Le centre commercial, filmé sous toutes les coutures, devient un terrain de jeu paranoïaque. Romero en explore chaque recoin avec une inventivité débridée, notamment lors de séquences de défense aux stratégies aussi absurdes que brillamment percutantes.
Et que dire de cette pléthore d’effets sanglants, à n’en plus finir – aussi émétiques que jubilatoires ? Romero et Tom Savini s’en donnent à cœur joie dans la chair éclatée, les membres arrachés, les corps démembrés, les têtes explosées ou décapitées, avec un réalisme d’une crudité implacable. Car si Zombie dérange autant, c’est aussi par sa vérité nue : le portrait sans fard d’un égoïsme primaire, d’un instinct de possession féroce chez ces survivants repliés sur leur gâteau bientôt convoité par une horde de Hell’s Angels.

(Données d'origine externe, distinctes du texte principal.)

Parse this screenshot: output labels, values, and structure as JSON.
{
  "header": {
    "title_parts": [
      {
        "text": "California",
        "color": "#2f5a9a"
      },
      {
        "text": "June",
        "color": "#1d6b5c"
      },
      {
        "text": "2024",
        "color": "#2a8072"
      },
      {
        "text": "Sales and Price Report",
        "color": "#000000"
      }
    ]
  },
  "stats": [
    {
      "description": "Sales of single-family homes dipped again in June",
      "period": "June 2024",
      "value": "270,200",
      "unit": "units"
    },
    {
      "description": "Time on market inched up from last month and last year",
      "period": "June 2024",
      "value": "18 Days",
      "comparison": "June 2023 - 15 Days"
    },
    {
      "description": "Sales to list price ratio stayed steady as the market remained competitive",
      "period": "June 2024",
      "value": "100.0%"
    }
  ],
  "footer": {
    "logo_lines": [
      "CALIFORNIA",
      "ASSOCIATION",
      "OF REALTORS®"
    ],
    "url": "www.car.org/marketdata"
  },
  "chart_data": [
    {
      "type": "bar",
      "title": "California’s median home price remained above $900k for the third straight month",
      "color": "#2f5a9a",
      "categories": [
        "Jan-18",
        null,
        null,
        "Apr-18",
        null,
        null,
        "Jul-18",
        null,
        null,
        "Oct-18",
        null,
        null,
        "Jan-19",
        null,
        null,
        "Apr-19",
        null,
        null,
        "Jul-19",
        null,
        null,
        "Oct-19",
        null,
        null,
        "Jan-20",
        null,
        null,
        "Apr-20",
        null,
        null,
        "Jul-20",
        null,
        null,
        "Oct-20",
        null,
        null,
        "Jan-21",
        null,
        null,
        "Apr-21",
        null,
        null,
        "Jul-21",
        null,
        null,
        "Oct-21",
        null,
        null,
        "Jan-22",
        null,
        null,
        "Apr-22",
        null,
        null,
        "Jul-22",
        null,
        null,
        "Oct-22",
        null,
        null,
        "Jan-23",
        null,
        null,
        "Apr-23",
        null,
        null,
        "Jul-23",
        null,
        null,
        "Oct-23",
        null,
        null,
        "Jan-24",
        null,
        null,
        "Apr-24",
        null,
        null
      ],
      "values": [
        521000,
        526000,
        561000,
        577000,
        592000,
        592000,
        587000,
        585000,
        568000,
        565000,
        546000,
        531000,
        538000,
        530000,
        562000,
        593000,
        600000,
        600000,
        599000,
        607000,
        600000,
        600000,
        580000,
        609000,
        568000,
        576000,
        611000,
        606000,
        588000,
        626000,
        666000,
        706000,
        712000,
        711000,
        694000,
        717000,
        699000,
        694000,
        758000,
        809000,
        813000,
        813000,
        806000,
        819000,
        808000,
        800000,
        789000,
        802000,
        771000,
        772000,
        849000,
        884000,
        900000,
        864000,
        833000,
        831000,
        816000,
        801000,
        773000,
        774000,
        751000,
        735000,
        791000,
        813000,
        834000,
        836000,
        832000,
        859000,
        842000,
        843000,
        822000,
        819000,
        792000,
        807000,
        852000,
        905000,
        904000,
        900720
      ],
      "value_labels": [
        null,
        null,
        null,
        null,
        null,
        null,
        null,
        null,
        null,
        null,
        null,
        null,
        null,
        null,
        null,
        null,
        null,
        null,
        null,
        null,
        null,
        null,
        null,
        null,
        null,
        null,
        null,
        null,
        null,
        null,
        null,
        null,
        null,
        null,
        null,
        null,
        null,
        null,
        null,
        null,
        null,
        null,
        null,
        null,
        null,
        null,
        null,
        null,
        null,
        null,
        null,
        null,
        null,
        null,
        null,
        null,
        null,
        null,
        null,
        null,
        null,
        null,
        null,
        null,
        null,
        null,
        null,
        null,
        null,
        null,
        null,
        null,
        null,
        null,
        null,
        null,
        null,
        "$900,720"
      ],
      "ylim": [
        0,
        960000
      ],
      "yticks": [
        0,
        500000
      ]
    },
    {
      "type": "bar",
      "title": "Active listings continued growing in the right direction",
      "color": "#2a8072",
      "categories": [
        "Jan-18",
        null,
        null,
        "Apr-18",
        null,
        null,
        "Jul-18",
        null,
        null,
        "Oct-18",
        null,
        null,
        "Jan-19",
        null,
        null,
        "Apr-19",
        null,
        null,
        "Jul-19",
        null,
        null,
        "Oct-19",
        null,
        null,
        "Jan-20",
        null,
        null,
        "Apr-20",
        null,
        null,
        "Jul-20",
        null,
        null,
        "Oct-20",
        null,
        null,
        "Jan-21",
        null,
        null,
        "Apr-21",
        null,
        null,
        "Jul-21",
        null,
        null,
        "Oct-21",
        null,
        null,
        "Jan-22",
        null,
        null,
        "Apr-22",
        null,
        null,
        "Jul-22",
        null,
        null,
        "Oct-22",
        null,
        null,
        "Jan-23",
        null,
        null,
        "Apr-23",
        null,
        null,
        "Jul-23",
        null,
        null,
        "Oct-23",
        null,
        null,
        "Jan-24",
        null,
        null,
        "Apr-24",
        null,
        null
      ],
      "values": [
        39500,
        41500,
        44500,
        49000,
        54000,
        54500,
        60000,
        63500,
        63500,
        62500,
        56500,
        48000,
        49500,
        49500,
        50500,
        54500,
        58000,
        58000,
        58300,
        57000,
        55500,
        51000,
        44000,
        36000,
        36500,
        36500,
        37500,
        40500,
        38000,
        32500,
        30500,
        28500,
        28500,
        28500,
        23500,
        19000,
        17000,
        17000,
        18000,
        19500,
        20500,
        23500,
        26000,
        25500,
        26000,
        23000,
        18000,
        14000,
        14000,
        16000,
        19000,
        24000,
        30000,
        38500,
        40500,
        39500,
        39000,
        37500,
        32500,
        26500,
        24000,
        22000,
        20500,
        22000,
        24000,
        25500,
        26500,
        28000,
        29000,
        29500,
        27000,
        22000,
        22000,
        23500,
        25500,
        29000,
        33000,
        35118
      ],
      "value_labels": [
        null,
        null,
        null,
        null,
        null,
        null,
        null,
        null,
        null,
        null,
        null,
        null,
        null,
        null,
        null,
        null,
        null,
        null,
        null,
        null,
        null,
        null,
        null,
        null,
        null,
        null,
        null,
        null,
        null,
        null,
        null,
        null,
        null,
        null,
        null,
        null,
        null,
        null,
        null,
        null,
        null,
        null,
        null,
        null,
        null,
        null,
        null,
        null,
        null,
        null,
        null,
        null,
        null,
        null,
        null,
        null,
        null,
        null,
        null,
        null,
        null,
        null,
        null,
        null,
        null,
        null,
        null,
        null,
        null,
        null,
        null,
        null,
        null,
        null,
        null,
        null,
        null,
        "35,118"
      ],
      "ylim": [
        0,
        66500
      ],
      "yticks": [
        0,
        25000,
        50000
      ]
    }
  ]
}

D’une ultra-violence à la fois cartoonesque et viscéralement éprouvante, Zombie parvient à être fun tout en restant profondément dérangeant, inquiétant, malaisant. Il déprime. Il secoue. Il exorcise. Ses actions sont animées par la folie, le goût du sang, le plaisir de tout foutre en l’air. Jusqu’à un final terriblement nihiliste.
Un des plus grands films de l’histoire, porté par l’inoubliable partition électrisante des Goblin, qui scelle son impact émotif d’une manière dévastatrice. Un cinéma d’audace, de rage politique malgré lui, aujourd’hui tristement disparu.